In a 20-page “statement of facts” published alongside the Justice Department’s criminal complaint against Lichtenstein and Morgan on Tuesday, IRS-CI detailed the winding and tangled routes the couple allegedly took to launder a portion of the nearly 120,000 bitcoins stolen from the cryptocurrency exchange Bitfinex in 2016. Most of those coins were moved from Bitfinex’s addresses on the Bitcoin blockchain to a wallet the IRS labeled 1CGa4s, allegedly controlled by Lichtenstein. Federal investigators eventually found keys for that wallet in one of Lichtenstein’s cloud storage accounts, along with logins for numerous cryptocurrency exchanges he had used.

But to get to the point of identifying Lichstenstein—along with his wife, Morgan—and locating that cloud account, IRS-CI followed two branching paths taken by 25,000 bitcoins that moved from the 1CGa4s wallet across Bitcoin’s blockchain. One of those branches went into a collection of wallets hosted on AlphaBay’s dark web market, designed to be impenetrable to law enforcement investigators. The other appears to have been converted into monero, a cryptocurrency designed to obfuscate the trails of funds within its blockchain by mixing up the payments of multiple monero users—both real transactions and artificially generated ones—and concealing their value. Yet somehow, the IRS says it identified Lichtenstein and Morgan by tracing both those branches of funds to a collection of cryptocurrency exchange accounts in their names, as well as in the names of three companies they owned, known as Demandpath, Endpass, and Salesfolk.

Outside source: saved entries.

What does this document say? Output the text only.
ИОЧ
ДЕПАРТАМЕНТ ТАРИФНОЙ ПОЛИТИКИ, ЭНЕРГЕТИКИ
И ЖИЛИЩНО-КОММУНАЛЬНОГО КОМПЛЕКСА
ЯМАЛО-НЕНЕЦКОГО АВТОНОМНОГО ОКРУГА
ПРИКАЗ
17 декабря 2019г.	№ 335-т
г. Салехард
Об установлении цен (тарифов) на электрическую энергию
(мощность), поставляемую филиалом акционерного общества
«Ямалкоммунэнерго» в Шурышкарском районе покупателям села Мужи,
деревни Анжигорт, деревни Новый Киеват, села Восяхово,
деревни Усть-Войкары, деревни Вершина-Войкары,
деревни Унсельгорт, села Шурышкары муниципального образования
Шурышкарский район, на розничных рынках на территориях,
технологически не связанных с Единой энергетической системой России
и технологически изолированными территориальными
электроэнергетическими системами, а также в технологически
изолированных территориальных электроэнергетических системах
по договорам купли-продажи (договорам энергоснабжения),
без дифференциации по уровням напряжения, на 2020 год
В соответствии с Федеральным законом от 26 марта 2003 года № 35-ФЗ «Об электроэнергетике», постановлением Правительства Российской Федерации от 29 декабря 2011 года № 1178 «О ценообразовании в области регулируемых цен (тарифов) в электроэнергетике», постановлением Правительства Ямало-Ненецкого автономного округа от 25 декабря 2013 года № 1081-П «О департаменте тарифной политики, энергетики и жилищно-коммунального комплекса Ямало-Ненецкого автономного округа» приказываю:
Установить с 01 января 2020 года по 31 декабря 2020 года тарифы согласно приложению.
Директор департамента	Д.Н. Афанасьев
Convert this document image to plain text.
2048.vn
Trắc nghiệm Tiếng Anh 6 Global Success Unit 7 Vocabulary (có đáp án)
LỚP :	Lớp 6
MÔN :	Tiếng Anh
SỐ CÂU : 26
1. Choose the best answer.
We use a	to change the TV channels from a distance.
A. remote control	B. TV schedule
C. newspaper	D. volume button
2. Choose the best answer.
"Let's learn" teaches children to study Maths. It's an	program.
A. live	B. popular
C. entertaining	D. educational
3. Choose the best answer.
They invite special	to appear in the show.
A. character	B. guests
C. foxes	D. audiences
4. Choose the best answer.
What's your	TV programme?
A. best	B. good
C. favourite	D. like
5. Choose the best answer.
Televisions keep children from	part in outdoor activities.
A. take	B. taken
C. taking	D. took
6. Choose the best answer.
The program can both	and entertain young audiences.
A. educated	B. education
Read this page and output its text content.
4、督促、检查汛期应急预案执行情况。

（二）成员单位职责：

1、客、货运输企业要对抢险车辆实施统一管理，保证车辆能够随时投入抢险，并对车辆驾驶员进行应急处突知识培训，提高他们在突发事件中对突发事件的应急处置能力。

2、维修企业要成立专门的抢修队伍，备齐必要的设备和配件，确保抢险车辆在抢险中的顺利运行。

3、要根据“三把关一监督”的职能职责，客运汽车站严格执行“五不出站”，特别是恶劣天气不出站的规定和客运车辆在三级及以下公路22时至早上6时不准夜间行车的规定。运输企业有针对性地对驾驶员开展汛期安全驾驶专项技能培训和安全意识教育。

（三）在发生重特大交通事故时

The IRS hasn’t entirely spelled out how its investigators defeated those two distinct obfuscation techniques. But clues in the court document—and analysis of the case by other blockchain analysis experts—suggest some likely theories.

Lichtenstein and Morgan appear to have intended to use Alphabay as a “mixer” or “tumbler,” a cryptocurrency service that takes in a user’s coins and returns different ones to prevent blockchain tracing. AlphaBay advertised in April 2016 that it offered that feature to its users by default. “AlphaBay can now safely be used as a coin tumbler!” read a post from one of its administrators. “Making a deposit and then withdrawing after is now a way to tumble your coins and break the link to the source of your funds.”